Closed letrain02 closed 2 years ago
nice. I'm just about to merge an update that adds some stat data. But not specifically what you mentioned here. I'll come back to these in the future.
Additionally, just an overall statistic of "Here's how much disk space Unmanic has saved you so far" would be great. This is a fantastic project. Thanks so much for your work so far.
@Apocrathia Depending on the users history, that could be a lot of data to parse to calculate. i m thinking of people who have converted thousands of files... That would be thousands of stats to parse and add every time a page is loaded. It may be fine at the start, but eventually it would become a slow page load. Perhaps we could have a separate "reports" page or the ability to export a report that contains totals like that?
How are the statistics being currently stored? I've noticed that there is no SQL backend as I'm trying to dig through the code and learn how the program is setup. This could probably be achieved in a simple SQLite query that only executes once a job has finished, and the value is stored in a statistics table. That way, it isn't being calculated every single time that the user goes to the history page. It would get ridiculously slow if the application tried to calculate that value every time.
Edit: Just found where the JSON files are getting stored. You've already got this pretty well organized. This could pretty easily be translated into a relational structure that could be used throughout the application. I think a SQLite backend would be a different issue, though. Let me play around with the idea in a fork and see if I can come up with anything useful. Thanks for your input!
@Apocrathia I think you are right. Initially I thought that we would only need x2 JSON dumps to handle all data storage. But it looks like this is growing and the application could benefit from migrating everything now to SQLite. I was thinking of adding something like https://github.com/coleifer/peewee and breaking out the history and settings data from the config.py file to their own model classes. What do you think?
@Josh5 If you do the settings data, it still needs an initial pull from a file upon load, and only using the db for quicker access to settings. This is why a lot of people still use .ini format settings files. It's always good to be able to change something manually when things go fucky. Utilizing and ORM would abstract a lot of the actual SQL from the code, enabling the user to select which database system they want to use. SQLite by default, but if you have a library hundreds of thousands of files, you could point it to a MySQL/PostgreSQL instance. That could easily be setup as a Docker Compose example. I actually haven't seen peewee before. That's a great way to keep everything streamlined without starting to worry too much about SQL optimization. It just depends on how well that scales. Keeping the database calls as Python also makes it more accessible to other contributors who may not be as comfortable with SQL. You're also mitigating any potential SQL injection vulnerabilities by using the ORM.
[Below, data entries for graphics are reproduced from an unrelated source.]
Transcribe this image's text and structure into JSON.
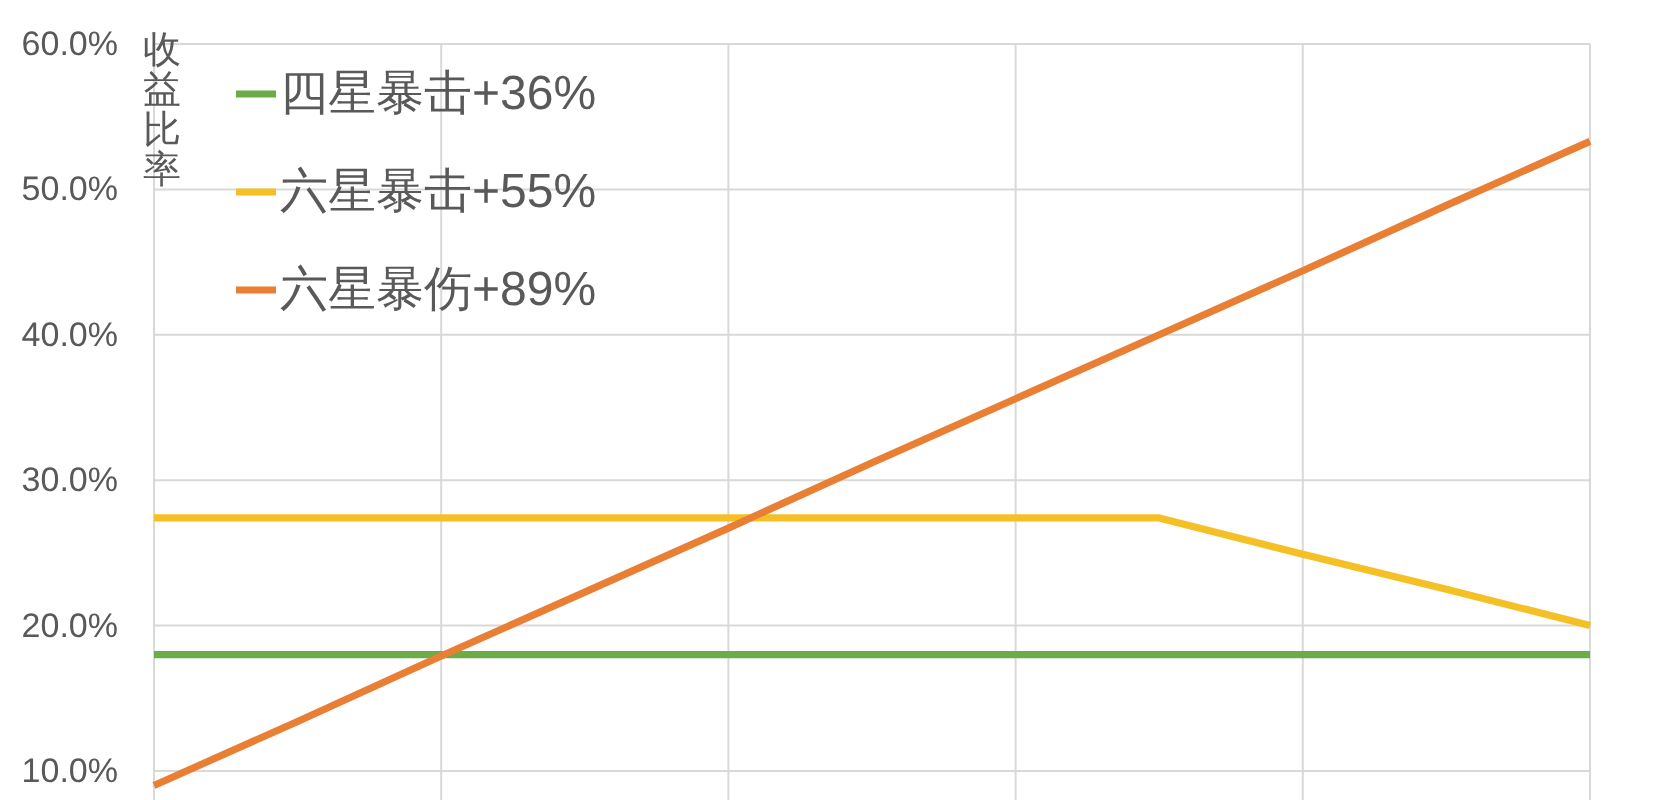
{
  "chart_data": {
    "type": "line",
    "ylabel": "收益比率",
    "categories": [
      null,
      null,
      null,
      null,
      null,
      null,
      null,
      null,
      null,
      null,
      null
    ],
    "series": [
      {
        "name": "四星暴击+36%",
        "color": "#6aac46",
        "values": [
          18.0,
          18.0,
          18.0,
          18.0,
          18.0,
          18.0,
          18.0,
          18.0,
          18.0,
          18.0,
          18.0
        ]
      },
      {
        "name": "六星暴击+55%",
        "color": "#f5c026",
        "values": [
          27.4,
          27.4,
          27.4,
          27.4,
          27.4,
          27.4,
          27.4,
          27.4,
          24.9,
          22.5,
          20.0
        ]
      },
      {
        "name": "六星暴伤+89%",
        "color": "#e97f35",
        "values": [
          9.0,
          13.4,
          17.9,
          22.3,
          26.7,
          31.2,
          35.6,
          40.0,
          44.4,
          48.9,
          53.3
        ]
      }
    ],
    "ylim": [
      8,
      60
    ],
    "yticks": [
      {
        "value": 10,
        "label": "10.0%"
      },
      {
        "value": 20,
        "label": "20.0%"
      },
      {
        "value": 30,
        "label": "30.0%"
      },
      {
        "value": 40,
        "label": "40.0%"
      },
      {
        "value": 50,
        "label": "50.0%"
      },
      {
        "value": 60,
        "label": "60.0%"
      }
    ],
    "grid": true,
    "legend": "top left"
  }
}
@Apocrathia All very good points. I've bumped it up to the top priority before moving onto expanding the applications settings. I will push something later on today
@Apocrathia
DB storage support has been pushed onto branch dev-settings
. I'll comeback to moving history logging to the database once the other milestone is complete.
I'm removing this from the Migrate historical data to SQLite project for now. It is not complete and I want to come back to this at a later date. For now the stuff in that project is complete and I want to merge it in and start working on hardware encoding. There are a bunch of other features that need to be added to the UI like deleting old historical records, filtering, etc. I might add a project for that sort of thing and add this to it.
Some statistics on counts. How many have been encoded, how many are left. Beyond that maybe some statistics on estimated time based on previous times.